Once Tony brought Richie Benaud with him.  Now there was a human calculator, ‘Five Brains’ Benaud.  He knew the form and odds, alright ol’ Richie did.

At the time when the Squire, who has a little vineyard in the Hunter Valley, introduced Kerry Packer to Benaud, he told the magnate, “You only meet a Richie Benaud once in your life. Make the most of it Mr Packer. That’s what I say.”

That may have been the origin of Kerry’s famous remark about Alan Bond, to whom in 1987 he sold his Channel Nine business for A$s 1.05 billion before buying it back from him three years later for A$ 250 million.

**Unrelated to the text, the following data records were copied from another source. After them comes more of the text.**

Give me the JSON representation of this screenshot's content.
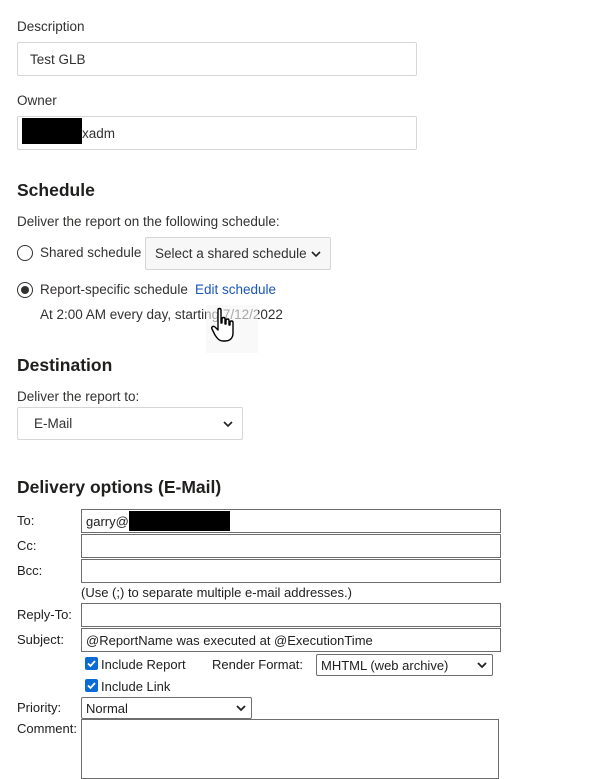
{
  "description": {
    "label": "Description",
    "value": "Test GLB"
  },
  "owner": {
    "label": "Owner",
    "value_visible": "xadm"
  },
  "schedule": {
    "heading": "Schedule",
    "intro": "Deliver the report on the following schedule:",
    "shared_label": "Shared schedule",
    "shared_select": "Select a shared schedule",
    "specific_label": "Report-specific schedule",
    "edit_link": "Edit schedule",
    "summary": "At 2:00 AM every day, starting 7/12/2022"
  },
  "destination": {
    "heading": "Destination",
    "intro": "Deliver the report to:",
    "selected": "E-Mail"
  },
  "delivery": {
    "heading": "Delivery options (E-Mail)",
    "to_label": "To:",
    "to_value_visible": "garry@",
    "cc_label": "Cc:",
    "bcc_label": "Bcc:",
    "hint": "(Use (;) to separate multiple e-mail addresses.)",
    "replyto_label": "Reply-To:",
    "subject_label": "Subject:",
    "subject_value": "@ReportName was executed at @ExecutionTime",
    "include_report": "Include Report",
    "render_format_label": "Render Format:",
    "render_format_value": "MHTML (web archive)",
    "include_link": "Include Link",
    "priority_label": "Priority:",
    "priority_value": "Normal",
    "comment_label": "Comment:"
  }
}
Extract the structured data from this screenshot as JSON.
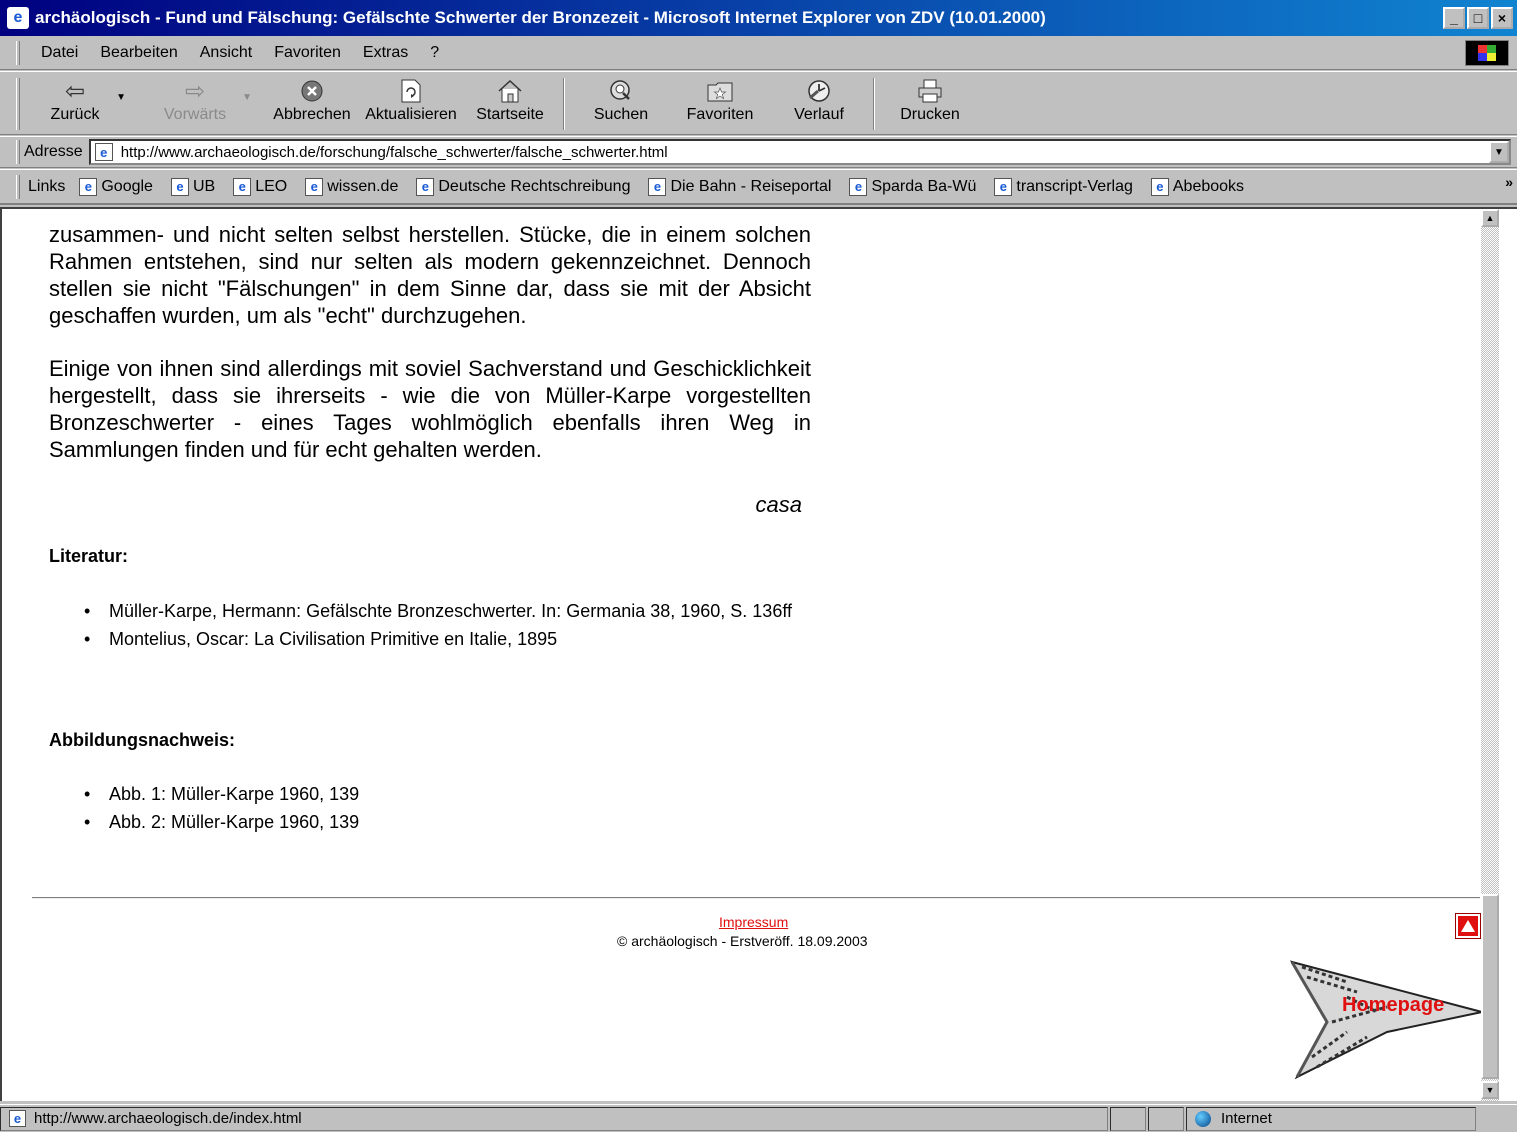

“You only get one Alan Bond in your lifetime, and I’ve had mine”.

Packer was as good as the Squire for turning a phrase and no mistake. In 1976, his opening gambit with the Australian Cricket Board was, “There is a little bit of the whore in all of us, gentlemen. What is your price?”

Which is perhaps why, when the MCC (or the Premier Visa Club) wanted a snappy name for their series of events to honour those who have demonstrated special service to the business of cricket, it called them the ‘What’s Your Price?’ Lectures.

Headquarters phoned the Squire last night to give Him advanced warning that the 2012 ‘What’s Your Price’ lecturer will be none other than Anthony William Grieg.

It’ll be good to see Tony back at the Great House next year, though those below stairs will have to put up with a liberal sprinkling of mockery for still ‘knowing their place’ in the system.

MCC president Phillip Hodson told the press: “Fiercely competitive on the field and hugely insightful off the field, Tony Greig has had a wonderful career in the game. Never one to shun the limelight or shy away from voicing his opinion, I am sure that his MCC What’s Your Price Spirit of Cricket Cowdrey Lecture will be in keeping with the way he played the game.”

“Tony’ll make them grovel, Third Man.  Mark my words,” speculated the Squire.